The compact LED tester uses a low noise, sensitive and high resolution Ocean Optics spectrometer. The holder in the 10 inch diameter integrating sphere allows the precise positioning of the tested LED sources. The LED is powered with a programmable digital power supply. The current or voltage of the LED can be precisely determined while the colorimetric measurements are taken. For larger luminaires we can develop larger integrating cavity with photometrically optimized shape. The tester can take 10 spectra/second while the LED’s current can be changed in a predefined manner. The CIE standard colorimetric calculations are performed for each spectrum, using 1 nm step tables. The tester calculates the followings:

X, Y, Z, u, v color coordinates
PAL, SECAM, NTSC, SMPTE and Apple RGB coordinates
CMYK coordinates
Dominant wavelength
1, 4 and 10 McAdam ellipses in the measured or in the reference point
Total flux (lum)

For white LEDs the followings are calculated, too

CCT Correlated Color Temperature
CRI Color Retention Index

Beside the LED’s current, voltage and light spectrum, its temperature is measured 5 times per second. In this way the colorimetric data can be analyzed in the function of temperature, as well. Measurements are stored according to type, sample No. and measurement date. For a given LED type the software can make statistical calculations according to quality assurance demands and can display GO–NO GO decisions.

The user can arbitrary select one from D50, D55, D65 and D75 standard CIE sunlight sources and the device yields an intensive, homogeneous beam with the desired spectrum. Additionally, the user can select a temperature value from the 2500K to 10000 K interval and the programmable source emits light with the spectrum of the corresponding thermal radiator. The emitted light is composed of the light of high power digitally programmed UV-VIS LED array and the average deviation of its power spectrum from the desired one is less than 10 % in the 200 nm -1025 nm interval. The light output of the LEDs can be 2500 lumen and the intensity of the beam can be set between 10 W/m2 – 120 W/m2. The spectrum of the radiated beam is continuously monitored and the instrument automatically compensates for the temperature drift of the high power LEDs. The examined device can be placed on a Peltier regulated temperature stage to measure temperature dependent behavior of it.

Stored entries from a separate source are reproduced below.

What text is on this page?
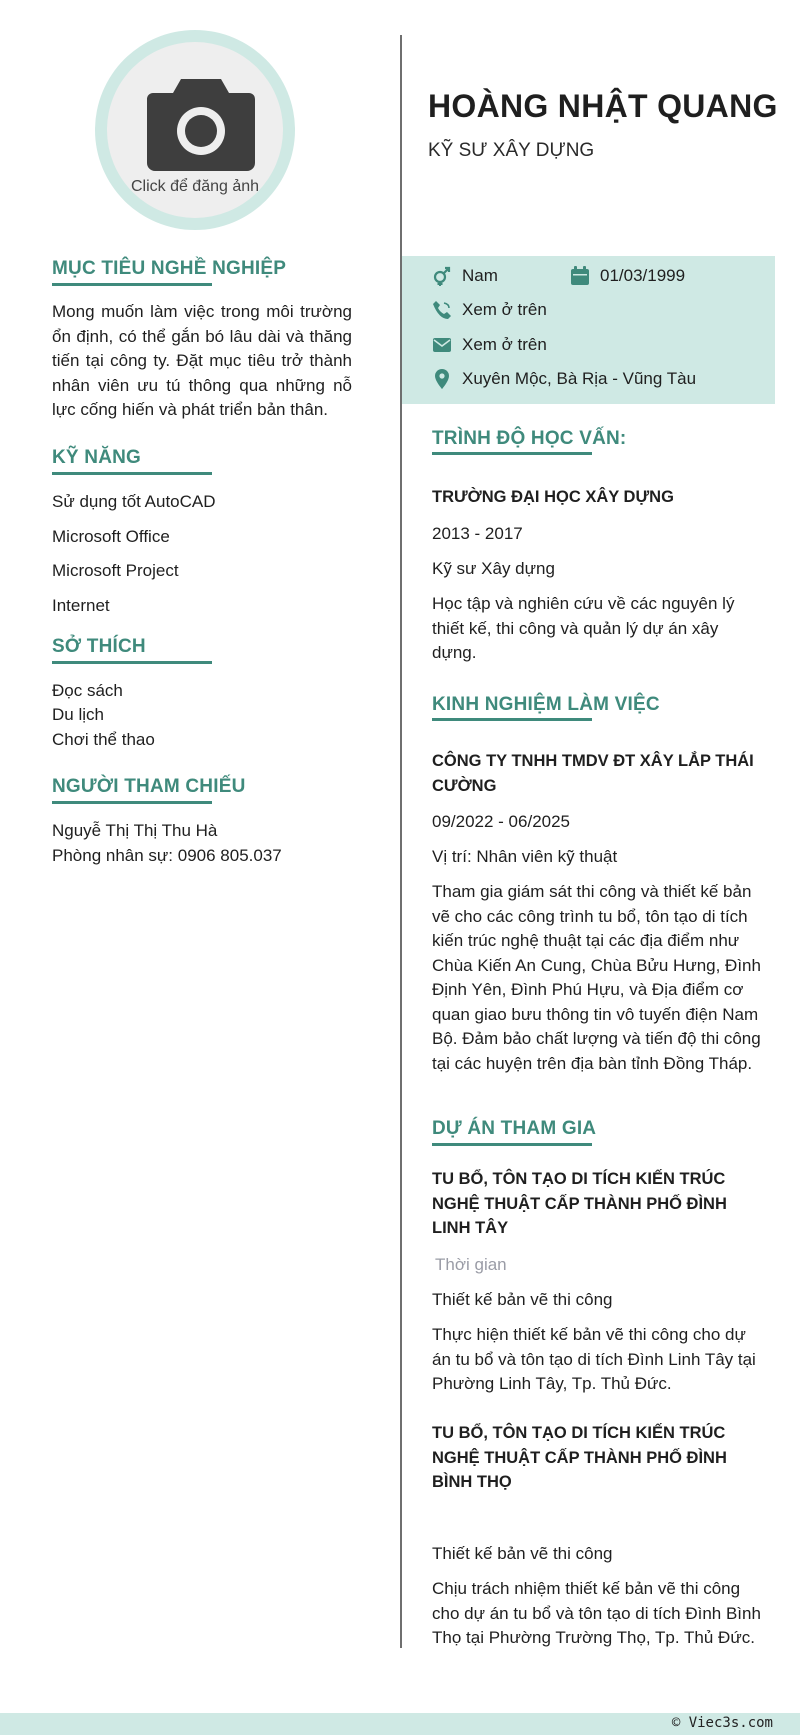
Click để đăng ảnh
MỤC TIÊU NGHỀ NGHIỆP
Mong muốn làm việc trong môi trường ổn định, có thể gắn bó lâu dài và thăng tiến tại công ty. Đặt mục tiêu trở thành nhân viên ưu tú thông qua những nỗ lực cống hiến và phát triển bản thân.
KỸ NĂNG
Sử dụng tốt AutoCAD
Microsoft Office
Microsoft Project
Internet
SỞ THÍCH
Đọc sách
Du lịch
Chơi thể thao
NGƯỜI THAM CHIẾU
Nguyễ Thị Thị Thu Hà
Phòng nhân sự: 0906 805.037
HOÀNG NHẬT QUANG
KỸ SƯ XÂY DỰNG
Nam	01/03/1999
Xem ở trên
Xem ở trên
Xuyên Mộc, Bà Rịa - Vũng Tàu
TRÌNH ĐỘ HỌC VẤN:
TRƯỜNG ĐẠI HỌC XÂY DỰNG
2013 - 2017
Kỹ sư Xây dựng
Học tập và nghiên cứu về các nguyên lý thiết kế, thi công và quản lý dự án xây dựng.
KINH NGHIỆM LÀM VIỆC
CÔNG TY TNHH TMDV ĐT XÂY LẮP THÁI CƯỜNG
09/2022 - 06/2025
Vị trí: Nhân viên kỹ thuật
Tham gia giám sát thi công và thiết kế bản vẽ cho các công trình tu bổ, tôn tạo di tích kiến trúc nghệ thuật tại các địa điểm như Chùa Kiến An Cung, Chùa Bửu Hưng, Đình Định Yên, Đình Phú Hựu, và Địa điểm cơ quan giao bưu thông tin vô tuyến điện Nam Bộ. Đảm bảo chất lượng và tiến độ thi công tại các huyện trên địa bàn tỉnh Đồng Tháp.
DỰ ÁN THAM GIA
TU BỔ, TÔN TẠO DI TÍCH KIẾN TRÚC NGHỆ THUẬT CẤP THÀNH PHỐ ĐÌNH LINH TÂY
Thời gian
Thiết kế bản vẽ thi công
Thực hiện thiết kế bản vẽ thi công cho dự án tu bổ và tôn tạo di tích Đình Linh Tây tại Phường Linh Tây, Tp. Thủ Đức.
TU BỔ, TÔN TẠO DI TÍCH KIẾN TRÚC NGHỆ THUẬT CẤP THÀNH PHỐ ĐÌNH BÌNH THỌ
Thiết kế bản vẽ thi công
Chịu trách nhiệm thiết kế bản vẽ thi công cho dự án tu bổ và tôn tạo di tích Đình Bình Thọ tại Phường Trường Thọ, Tp. Thủ Đức.
© Viec3s.com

This PC software processes the pictures of a PIXELTEQ SpectoCam-UV MSI (MultiSpectral Imaging) camera. SpectroCam-UV features a high speed continuously rotating filter wheel containing 8 interchangeable optical filters; combined with a scientific grade, UV enhanced CCD array. The software identifies shapes, contours and optical densities on the pictures. The found objects with their features are stored automatically. The user can associate categories and events to the pictures and a neural net can be trained according to these categories or events. Later the trained net can identify objects or events from the continuously taken pictures automatically.